Available at: https://digitalcommons.calpoly.edu/theses/1683
Date of Award
MS in Biological Sciences
The intertidal zone is a dynamic environment that fluctuates with the 12.4-h tidal and 24-h light/dark cycle to predictably alter food availability, temperature, air exposure, wave action, oxygen partial pressure, and osmotic conditions. Intertidal sessile bivalves exhibit behavioral or physiological changes to minimize the persistent challenges of fluctuating environmental conditions, such as adjusting gaping behavior and heart rate. At the cellular level, transcriptomic studies on mussels’ baseline circadian and circatidal rhythms have determined that the circadian rhythm is the dominant transcriptional rhythm. However, as proteins reflect the basic molecular phenotype of an organism and their abundance may differ greatly from that of mRNA, these methods could fail to detect important cyclical changes in the proteome that cope with the regular stress of tidal rhythms.

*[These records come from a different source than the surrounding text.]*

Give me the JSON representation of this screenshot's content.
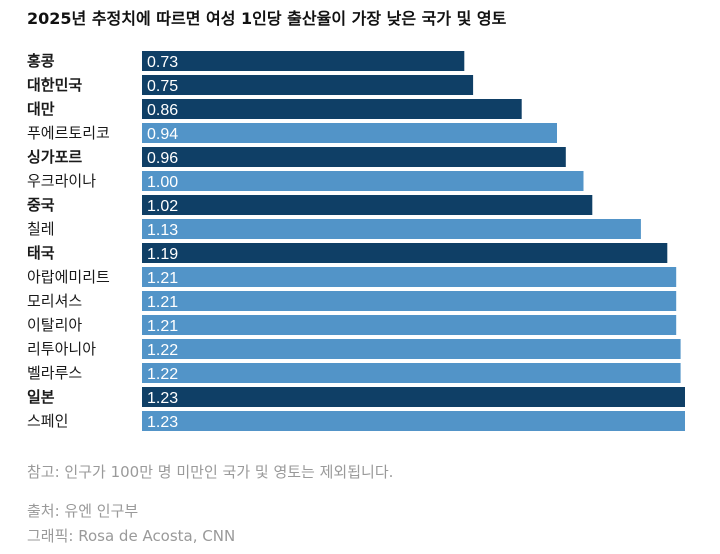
{
  "title": "2025년 추정치에 따르면 여성 1인당 출산율이 가장 낮은 국가 및 영토",
  "colors": {
    "highlight": "#0f3f66",
    "regular": "#5294c8",
    "label_text": "#ffffff",
    "footer_text": "#9a9a9a"
  },
  "chart_data": {
    "type": "bar",
    "orientation": "horizontal",
    "title": "2025년 추정치에 따르면 여성 1인당 출산율이 가장 낮은 국가 및 영토",
    "xlim": [
      0,
      1.23
    ],
    "grid": false,
    "legend": "none",
    "categories": [
      "홍콩",
      "대한민국",
      "대만",
      "푸에르토리코",
      "싱가포르",
      "우크라이나",
      "중국",
      "칠레",
      "태국",
      "아랍에미리트",
      "모리셔스",
      "이탈리아",
      "리투아니아",
      "벨라루스",
      "일본",
      "스페인"
    ],
    "values": [
      0.73,
      0.75,
      0.86,
      0.94,
      0.96,
      1.0,
      1.02,
      1.13,
      1.19,
      1.21,
      1.21,
      1.21,
      1.22,
      1.22,
      1.23,
      1.23
    ],
    "value_labels": [
      "0.73",
      "0.75",
      "0.86",
      "0.94",
      "0.96",
      "1.00",
      "1.02",
      "1.13",
      "1.19",
      "1.21",
      "1.21",
      "1.21",
      "1.22",
      "1.22",
      "1.23",
      "1.23"
    ],
    "highlighted": [
      true,
      true,
      true,
      false,
      true,
      false,
      true,
      false,
      true,
      false,
      false,
      false,
      false,
      false,
      true,
      false
    ]
  },
  "footer": {
    "note": "참고: 인구가 100만 명 미만인 국가 및 영토는 제외됩니다.",
    "source": "출처: 유엔 인구부",
    "credit": "그래픽: Rosa de Acosta, CNN"
  }
}
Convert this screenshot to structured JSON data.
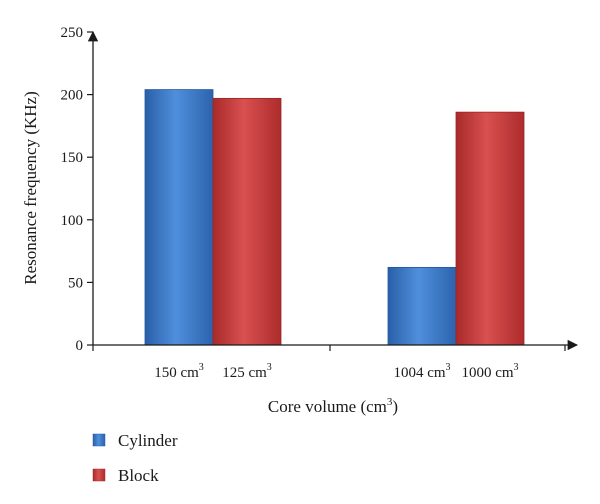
{
  "chart_data": {
    "type": "bar",
    "title": "",
    "ylabel": "Resonance frequency (KHz)",
    "xlabel": "Core volume (cm",
    "xlabel_sup": "3",
    "xlabel_close": ")",
    "ylim": [
      0,
      250
    ],
    "yticks": [
      "0",
      "50",
      "100",
      "150",
      "200",
      "250"
    ],
    "groups": [
      {
        "bars": [
          {
            "series": "Cylinder",
            "label": "150 cm",
            "label_sup": "3",
            "value": 204
          },
          {
            "series": "Block",
            "label": "125 cm",
            "label_sup": "3",
            "value": 197
          }
        ]
      },
      {
        "bars": [
          {
            "series": "Cylinder",
            "label": "1004 cm",
            "label_sup": "3",
            "value": 62
          },
          {
            "series": "Block",
            "label": "1000 cm",
            "label_sup": "3",
            "value": 186
          }
        ]
      }
    ],
    "series": [
      {
        "name": "Cylinder",
        "color": "#3a78c9"
      },
      {
        "name": "Block",
        "color": "#c23a3a"
      }
    ],
    "legend_position": "bottom-left",
    "grid": false
  }
}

For this study, we acclimated intertidal Mytilus californianus to circadian (12:12 h light/dark cycle) and circatidal (6:6 h tidal cycle) conditions in a tidal simulator and sampled gill tissue from mussels every 2 h for 48 h for proteomic analysis. Approximately 86% of the proteins that were detected exhibited rhythmicity over the time course. The circadian cycle primarily determined the cyclic abundance of energy metabolism proteins, pivoting around the transition to the nighttime high tide. The tidal cycle contributed to alterations in cytoskeletal components, ER protein processing and vesicular trafficking, extracellular matrix and immune proteins, and oxidative stress and chaperoning proteins. We also found evidence that post-translational modifications may be important for driving these rhythms, as acetylation and phosphorylation motifs were enriched in the rhythmic proteins and we identified rhythms in elements of methylation, mitochondrial peptide processing, and acylation. These dynamic changes in proteins across numerous functional categories indicate that the combination of circadian and tidal cycles drive complex cellular changes to coordinate processes in a changing environment. This variation clearly shows that differential expression studies and biomonitoring efforts cannot assume a static baseline of cellular conditions in intertidal mussels.